Italian film funding body Mibac noted that 18 percent of submissions for made in the 2017-18 funding year were by female producers, and 20 percent of funds allotted went to these female-backed projects. Even when female directors do get funding, the study found that they are paid, on average, more than 11 percent less than their male counterparts.
Venice last year signed a pledge requiring the festival to release statistics on gender parity, including what percentage of submitted films were directed by women, and to commit to the goal of gender parity on its executive board. Biennale GM Andrea Del Mercato, Mibac’s Iole Maria Giannattasio and Susan Newman-Baudais, a project manager at Eurimages, presented data on female representation in the film industry, both in Italy and across Europe.
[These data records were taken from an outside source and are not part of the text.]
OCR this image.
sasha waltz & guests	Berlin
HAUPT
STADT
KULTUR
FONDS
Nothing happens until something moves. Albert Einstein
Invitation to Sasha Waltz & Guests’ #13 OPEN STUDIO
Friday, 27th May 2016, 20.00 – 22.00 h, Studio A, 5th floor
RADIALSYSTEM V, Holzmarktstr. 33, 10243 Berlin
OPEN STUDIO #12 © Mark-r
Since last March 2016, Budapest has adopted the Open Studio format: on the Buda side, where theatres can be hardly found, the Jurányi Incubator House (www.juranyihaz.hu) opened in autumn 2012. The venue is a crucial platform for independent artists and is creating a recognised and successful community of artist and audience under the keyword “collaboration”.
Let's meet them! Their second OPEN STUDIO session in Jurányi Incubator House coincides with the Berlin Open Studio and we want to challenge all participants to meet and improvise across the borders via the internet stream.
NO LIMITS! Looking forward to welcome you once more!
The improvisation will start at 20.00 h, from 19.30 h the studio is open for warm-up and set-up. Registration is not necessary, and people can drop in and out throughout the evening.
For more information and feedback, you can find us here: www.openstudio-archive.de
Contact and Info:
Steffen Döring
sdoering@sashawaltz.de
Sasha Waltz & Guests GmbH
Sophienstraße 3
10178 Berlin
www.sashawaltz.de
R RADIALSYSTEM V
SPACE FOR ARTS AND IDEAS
That progress is possible was shown by data from pan-European funding group Eurimage, which showed that, since implementing a gender parity strategy in 2012, the number of eligible projects submitted by women increased from 17 percent to 28 percent in 2018.
But there is still a large gap in terms of the budget. Just under a quarter of eligible films submitted by male directors had budgets of more than €5 million ($5.5 million), compared to just 9 percent of those submitted by women.
Overall, Eurimage has made improvement, however. While the group handed out fully 91 percent of its funding for male-directed films in 2008 and just 9 percent for those from female helmers, by 2018 those figures had shifted to 70 percent for films from male directors and 30 percent for women filmmakers.
In a panel on the role film festivals can play to close the industry gender gap, The Hollywood Reporter‘s Deborah Young spoke with Canadian director Mary Harron (American Psycho, Netflix’s Alias Grace), New Zealand producer Jan Chapman (The Piano) and Women in Film, Television & Media Italia’s De Rosa.
De Rosa called on festivals to “lead the conversation and to lead the charge” for change, so that the conversation around gender parity in the film industry is not just about numbers and statistics but about “the progress we are making.”
Chapman noted that her experience working with female directors — including Jane Campion (The Piano), Jennifer Kent (The Babadook) and Babyteeth filmmaker Shannon Murphy — has convinced her that “when women are able to access their own expertise in a language that is truly theirs, they make films that are original, that stand out and that are noticed by the festivals.”
Harron called for gender quotas to be applied to government film funding.
“If it is government funding, tax dollars, it should go 50-50 male and female,” she said. “Because quotas do work. … You have to tip the scales when the scales are tipped against you.”
In an interview with THR critic David Rooney, Italian director Susanna Nicchiarelli, whose feature Nico, 1988 won the Venice Horizons Award at the festival in 2017, said she was completely against a fixed quota for festival selections.
“I would have been very unhappy if my film was selected because I was a woman — that would have made me angry,” said Nicchiarelli, but she added that she was fully in support of financial initiatives to make it easier for women to make their movies and get them distributed. “Because the real problem is the access to the money,” she said. “Incentives would help to overturn a certain way of seeing things and give us access to different audiences and bigger budgets.”